Cette classification à été faite à partir de la dissection de la région fessière de 120 cas et révèle six combinaisons possibles :

  • Nerf non divisé passant en dessous du muscle : 84,2 % (fig a)
  • Divisions du nerf entre et en dessous du muscle : 11,7 % (fig b)
  • Divisions au-dessus et en dessous du muscle : 3,3 % (fig c)
  • Nerf non divisé passant dans le muscle : 0,8 % (fig d)
  • Nerf divisé passant entre et au dessus du muscle : hypothétique (fig f)

Nerf non divisé au-dessus du muscle : hypothétique (fig g)

  • .
  • Cette étude est probablement à l’origine du mythe selon lequel le piriforme pourrait comprimer le nerf sciatique.
  • Il y a 100 ans, sans imagerie médicale, nous pouvions trouver logique qu’à défaut de trouver une origine rachidienne de compression du nerf sciatique on pouvait suspecter la compression du nerf par le muscle, expliquant la douleur de la fesse. 

De nos jours, avec les moyens technologiques à notre disposition et les nouvelles connaissances en neurophysiologie, ce discours est contestable.

POURQUOI NE POUVONS NOUS PAS VALIDER CE SYNDROME ? 

  • Il n’y a pas assez de consensus d’experts sur les critères cliniques diagnostic du syndrome du piriforme.
  • Il y a un manque d’études solides permettant de diagnostiquer ce syndrome.
  • Les études cadavériques -analysant ces anomalies de passage du nerf sciatique dans le piriforme en suivant la classification de Beaton- montrent qu’il n’y a pas plus d’anomalies de passage du nerf sciatique chez des personnes qui présentaient ce syndrome que chez des personnes qui ne le présentaient pas. 

Sur des études in vivo de personnes présentant ou non ce syndrome, et après visualisation sous IRM du passage du nerf sciatique à travers le piriforme, nous constatons qu’il n’y a aucune corrélation entre le passage du nerf et le syndrome.

Il n’y a pas de corrélation entre les anomalies anatomiques et la supposition de la théorie du syndrome. Les patients présentant les critères cliniques du syndrome du fessier profond ou syndrome du piriforme ont souvent des causes dites secondaires. En médecine, “cause secondaire” est souvent synonyme de cause grave; ici on parle notamment d’abcès dans la région, de tumeurs, d’hématome, qui ne sont pas des causes traitables en thérapie manuelle. 

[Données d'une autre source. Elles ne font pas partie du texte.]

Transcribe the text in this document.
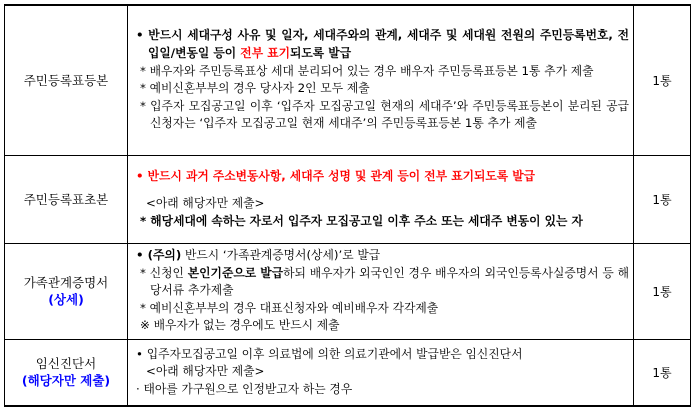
주민등록표등본	• 반드시 세대구성 사유 및 일자, 세대주와의 관계, 세대주 및 세대원 전원의 주민등록번호, 전입일/변동일 등이 전부 표기되도록 발급
* 배우자와 주민등록표상 세대 분리되어 있는 경우 배우자 주민등록표등본 1통 추가 제출
* 예비신혼부부의 경우 당사자 2인 모두 제출
* 입주자 모집공고일 이후 ‘입주자 모집공고일 현재의 세대주’와 주민등록표등본이 분리된 공급신청자는 ‘입주자 모집공고일 현재 세대주’의 주민등록표등본 1통 추가 제출	1통
주민등록표초본	• 반드시 과거 주소변동사항, 세대주 성명 및 관계 등이 전부 표기되도록 발급
<아래 해당자만 제출>
* 해당세대에 속하는 자로서 입주자 모집공고일 이후 주소 또는 세대주 변동이 있는 자	1통

가족관계증명서
(상세)	• (주의) 반드시 ‘가족관계증명서(상세)’로 발급
* 신청인 본인기준으로 발급하되 배우자가 외국인인 경우 배우자의 외국인등록사실증명서 등 해당서류 추가제출
* 예비신혼부부의 경우 대표신청자와 예비배우자 각각제출
※ 배우자가 없는 경우에도 반드시 제출	1통

임신진단서
(해당자만 제출)	• 입주자모집공고일 이후 의료법에 의한 의료기관에서 발급받은 임신진단서
<아래 해당자만 제출>
· 태아를 가구원으로 인정받고자 하는 경우	1통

VIGILANCE AVEC LES SYNDROMES CANALAIRES ET AU SUR-DIAGNOSTIC 

  • Lorsque nous regardons des planches anatomiques de cette région fessière, nous pouvons voir de petits muscles allant du sacrum à la hanche, traversés par des nerfs ou des vaisseaux. Bien sûr, imaginer que la contraction de ces muscles peut “serrer” ou irriter ou abîmer les structures traversantes est très alléchant. Et cela porte même un nom en médecine : les syndromes canalaires. Je développerai dans un article ultérieur des compléments fondamentaux vous permettant de comprendre : 
  • que les syndromes canalaires sont caractérisés par des altérations de la fonction neurale (perte de conduction),
  • que le corps humain est traversé PARTOUT par des artères/veines et nerfs qui les protègent et assurent même leur nutrition. Donc heureusement… Ces fameux syndromes canalaires sont donc RARES !

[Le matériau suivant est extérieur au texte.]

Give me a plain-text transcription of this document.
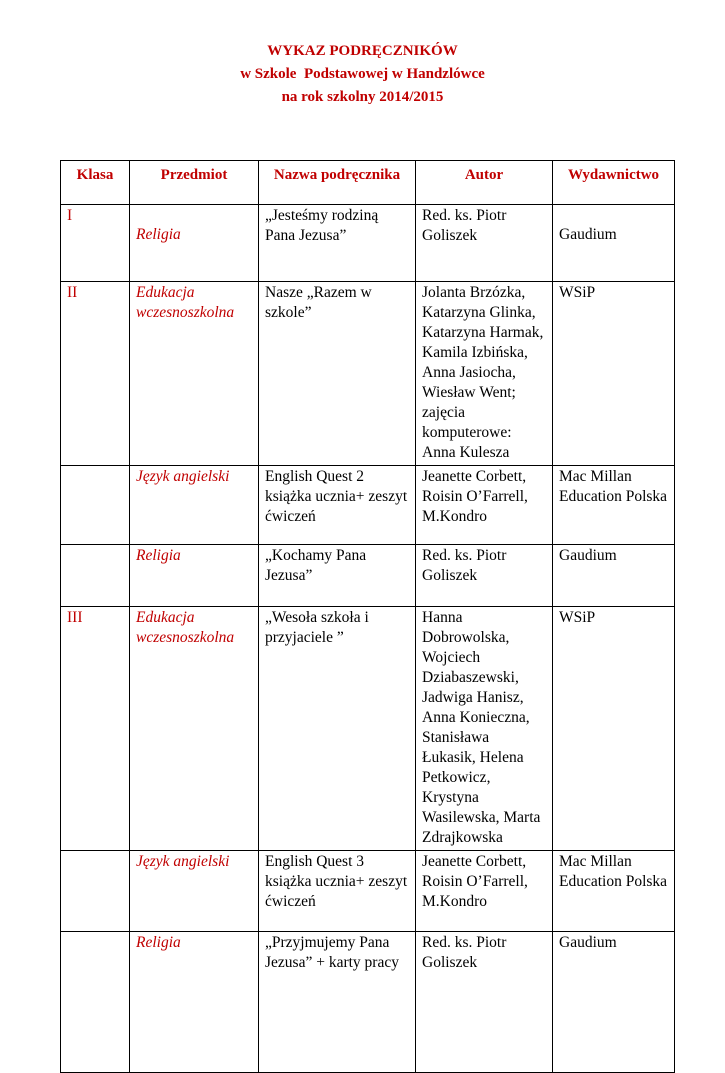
WYKAZ PODRĘCZNIKÓW
w Szkole  Podstawowej w Handzlówce
na rok szkolny 2014/2015
Klasa	Przedmiot	Nazwa podręcznika	Autor	Wydawnictwo
I	Religia	„Jesteśmy rodziną Pana Jezusa”	Red. ks. Piotr Goliszek	Gaudium
II	Edukacja wczesnoszkolna	Nasze „Razem w szkole”	Jolanta Brzózka, Katarzyna Glinka, Katarzyna Harmak, Kamila Izbińska, Anna Jasiocha, Wiesław Went; zajęcia komputerowe: Anna Kulesza	WSiP
	Język angielski	English Quest 2 książka ucznia+ zeszyt ćwiczeń	Jeanette Corbett, Roisin O’Farrell, M.Kondro	Mac Millan Education Polska
	Religia	„Kochamy Pana Jezusa”	Red. ks. Piotr Goliszek	Gaudium
III	Edukacja wczesnoszkolna	„Wesoła szkoła i przyjaciele ”	Hanna Dobrowolska, Wojciech Dziabaszewski, Jadwiga Hanisz, Anna Konieczna, Stanisława Łukasik, Helena Petkowicz, Krystyna Wasilewska, Marta Zdrajkowska	WSiP
	Język angielski	English Quest 3 książka ucznia+ zeszyt ćwiczeń	Jeanette Corbett, Roisin O’Farrell, M.Kondro	Mac Millan Education Polska
	Religia	„Przyjmujemy Pana Jezusa” + karty pracy	Red. ks. Piotr Goliszek	Gaudium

Et concernant le nerf sciatique, si vous avez la chance de faire des dissections un jour (ou simplement que vous observez cela sur une vidéo), vous verrez que le muscle piriforme est bien plus fin que le nerf qui le traverse, ce dernier étant protégé par une couche de graisse conséquente. Il est donc peu probable qu’à lui seul, le piriforme arrive à générer une compression ischémiante du nerf sciatique.

En conclusion :

Je sais que la plupart d’entre vous souhaite connaître les solutions thérapeutiques et ce qui marche en cabinet. Mais l’idée est de D’ABORD savoir établir un diagnostic puis ensuite de proposer un traitement. Les solutions thérapeutiques seront abordées dans un 2ème billet de vlog.

Ce syndrome s’est donc construit depuis le début du 20ème siècle, sur des suppositions biomécaniques centrées sur les tissus, avec les connaissances de l’époque et en n’ayant pas le recul nécessaire sur le fonctionnement des muscles par rapport au système nerveux.

Nous avons peu d’études probantes validant ou réfutant ce syndrome.

Les anomalies anatomiques sont retrouvées autant sur des patients présentant un syndrome du piriforme que sur des patients n’en présentant pas. Nous ne pouvons pas affirmer que le muscle piriforme est engagé dans l’étiologie de la douleur.

  • Si un thérapeute manuel est en présence d’une douleur fessière :
  • pouvant irradier dans le membre,
  • majorée en position assise,
  • reproduite par une compression ou une contraction ou un étirement du muscle piriforme,
  • avec une palpation douloureuse de la grande incisure ischiatique,

…et qu’il n’y a pas de modulation de la symptomatologie, il faut penser à une cause secondaire (plus grave et donc aux drapeaux rouges) et référer en consultation médicale plutôt que de débuter un traitement manuel.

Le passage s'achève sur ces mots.